Firkateyn ve denizaltı inşası aşaması yeni geliyor olsa da hücumbot ve korvetler yerli imkânlarla tasarlayıp yapılıyor ve ihraç ediliyor. Bunların gövdesi artık ithal değil, Ereğli’de üretilen özel alaşımlı çelikten yapılıyor, bu ayrıntı önemli.
Bir ayrıntı daha: İsveç ve Finlandiya’nın, Türkiye’nin NATO üyelik başvurusuna engelini aşmak için kaldırmayı kabul ettiği silah ambargosu, TB-2 uçakları 2019’da Türkiye’nin Suriye’de PKK’nın yan örgütlerine karşı saldırılarda kullanılmasın diye konmuştu. Türk yapımı silahlı İHA’larda Roketsan roketleri kullanılması da önemli bir ayrıntı.
Kötü komşu, ev sahibi yapar
ABD’nin Türkiye’yi F-35 programından çıkarmasında Yunanistan lobisinin payı pek olmadı. Orada Cumhurbaşkanı Tayyip Erdoğan’ın Rusya’dan S-400 alma kararı ve bir miktar da Türklerin kullanacağı F-35’leri kendisine potansiyel tehdit gören İsrail’in payı var.
F-35 halen 5’inci nesil tek savaş uçağı. Ancak bütün dünya şimdiden 6’ıncı Nesil çalışmalarına başladı; yeni neslin en önemli özelliğiyse pilotsuz uçmaları olacak. Bayraktar TB-2’lerin Suriye, Libya ve Azerbaycan’dan sonra Ukrayna’da gösterdiği performansa bu çerçevede de bakılmalı. Türkiye’nin İspanya teknolojisiyle inşa edip hizmete almak üzere olduğu uçak (daha doğrusu amfibik hücum) gemisi, helikopterlerin yanı sıra İHA’ları da taşımak üzere tasarlandı.

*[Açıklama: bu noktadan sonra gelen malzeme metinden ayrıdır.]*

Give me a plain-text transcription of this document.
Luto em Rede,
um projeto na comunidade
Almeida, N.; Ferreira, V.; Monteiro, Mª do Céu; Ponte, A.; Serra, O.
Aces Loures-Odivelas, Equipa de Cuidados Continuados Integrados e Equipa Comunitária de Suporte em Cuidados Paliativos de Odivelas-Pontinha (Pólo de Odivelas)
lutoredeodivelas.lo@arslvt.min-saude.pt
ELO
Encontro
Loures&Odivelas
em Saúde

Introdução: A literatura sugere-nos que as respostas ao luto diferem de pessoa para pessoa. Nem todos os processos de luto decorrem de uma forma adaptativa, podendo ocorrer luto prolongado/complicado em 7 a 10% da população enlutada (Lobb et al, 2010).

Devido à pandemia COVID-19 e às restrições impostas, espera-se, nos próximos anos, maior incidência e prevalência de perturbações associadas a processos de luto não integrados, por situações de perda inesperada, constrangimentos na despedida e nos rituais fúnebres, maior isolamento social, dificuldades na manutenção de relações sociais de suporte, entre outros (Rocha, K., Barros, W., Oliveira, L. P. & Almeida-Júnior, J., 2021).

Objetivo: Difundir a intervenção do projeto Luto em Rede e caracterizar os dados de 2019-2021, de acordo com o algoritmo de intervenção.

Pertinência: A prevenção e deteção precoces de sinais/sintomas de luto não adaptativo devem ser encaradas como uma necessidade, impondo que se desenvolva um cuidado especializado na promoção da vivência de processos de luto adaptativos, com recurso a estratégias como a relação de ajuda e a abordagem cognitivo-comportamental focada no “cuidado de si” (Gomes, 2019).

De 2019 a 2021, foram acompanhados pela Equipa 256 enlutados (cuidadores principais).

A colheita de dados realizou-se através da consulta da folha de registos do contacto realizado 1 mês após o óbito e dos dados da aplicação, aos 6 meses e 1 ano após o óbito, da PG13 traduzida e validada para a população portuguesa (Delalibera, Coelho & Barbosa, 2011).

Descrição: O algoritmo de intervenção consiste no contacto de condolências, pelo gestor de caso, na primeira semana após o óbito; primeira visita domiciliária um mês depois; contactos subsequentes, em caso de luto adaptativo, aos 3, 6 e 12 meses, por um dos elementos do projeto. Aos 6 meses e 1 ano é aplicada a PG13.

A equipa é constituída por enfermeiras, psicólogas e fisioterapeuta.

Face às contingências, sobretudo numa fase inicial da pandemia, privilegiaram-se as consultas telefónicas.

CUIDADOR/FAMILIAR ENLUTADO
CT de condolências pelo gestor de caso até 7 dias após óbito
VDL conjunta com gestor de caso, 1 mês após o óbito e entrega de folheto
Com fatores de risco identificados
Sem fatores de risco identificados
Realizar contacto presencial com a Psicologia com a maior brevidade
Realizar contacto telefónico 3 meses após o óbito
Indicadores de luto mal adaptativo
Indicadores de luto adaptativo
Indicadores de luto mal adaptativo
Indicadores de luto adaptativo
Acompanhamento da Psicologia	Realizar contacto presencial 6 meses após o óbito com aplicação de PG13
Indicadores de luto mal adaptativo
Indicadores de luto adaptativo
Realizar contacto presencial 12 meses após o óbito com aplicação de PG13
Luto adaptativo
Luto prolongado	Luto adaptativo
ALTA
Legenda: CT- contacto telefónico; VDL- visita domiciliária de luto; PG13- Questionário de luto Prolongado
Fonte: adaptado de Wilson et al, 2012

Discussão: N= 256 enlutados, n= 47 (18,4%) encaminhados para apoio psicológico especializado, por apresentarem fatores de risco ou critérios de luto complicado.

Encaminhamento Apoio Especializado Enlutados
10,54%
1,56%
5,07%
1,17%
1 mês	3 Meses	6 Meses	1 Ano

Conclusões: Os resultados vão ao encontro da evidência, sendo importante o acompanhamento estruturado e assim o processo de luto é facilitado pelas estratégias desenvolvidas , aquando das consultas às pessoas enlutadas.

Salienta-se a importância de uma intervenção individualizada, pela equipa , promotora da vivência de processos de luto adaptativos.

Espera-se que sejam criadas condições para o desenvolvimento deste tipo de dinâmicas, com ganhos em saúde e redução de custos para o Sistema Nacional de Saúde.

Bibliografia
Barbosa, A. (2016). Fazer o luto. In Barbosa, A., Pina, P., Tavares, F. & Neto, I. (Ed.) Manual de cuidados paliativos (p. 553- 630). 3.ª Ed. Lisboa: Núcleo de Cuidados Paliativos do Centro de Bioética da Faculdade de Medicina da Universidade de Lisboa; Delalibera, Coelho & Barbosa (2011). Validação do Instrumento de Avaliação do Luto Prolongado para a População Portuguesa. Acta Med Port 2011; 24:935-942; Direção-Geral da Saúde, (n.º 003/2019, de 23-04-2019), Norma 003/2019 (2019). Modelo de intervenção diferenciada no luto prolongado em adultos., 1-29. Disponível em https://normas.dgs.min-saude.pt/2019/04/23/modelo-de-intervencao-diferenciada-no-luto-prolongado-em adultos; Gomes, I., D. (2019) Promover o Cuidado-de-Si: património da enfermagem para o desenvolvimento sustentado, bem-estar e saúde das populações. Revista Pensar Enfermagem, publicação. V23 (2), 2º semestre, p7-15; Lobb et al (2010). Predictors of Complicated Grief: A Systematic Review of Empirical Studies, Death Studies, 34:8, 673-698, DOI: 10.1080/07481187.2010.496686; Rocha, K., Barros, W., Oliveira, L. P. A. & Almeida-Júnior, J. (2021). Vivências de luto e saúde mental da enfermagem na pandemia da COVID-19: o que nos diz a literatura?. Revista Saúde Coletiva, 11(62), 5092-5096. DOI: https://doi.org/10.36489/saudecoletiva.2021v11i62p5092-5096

ABD Kongresindeki bazı etnik lobilerin Türkiye’yi engelleme çabası olmasaydı, belki de bunların hiç birisi olmayacak, Türkiye ABD’nin uygun bulduğu silahları almaya devam edecekti.
Ama “Kötü komşu, ev sahibi yapar” atasözünü doğrular şekilde, Yunanistan hükümetleri ABD üzerinden Türkiye’yi engellemeye çalıştıkça Türkiye’deki silah sanayii biraz daha gelişiyor. Bir anlamda Türkiye silah sanayiini geliştirme motivasyonunu kısmen Yunan-Amerikan lobisine borçlu sayılır.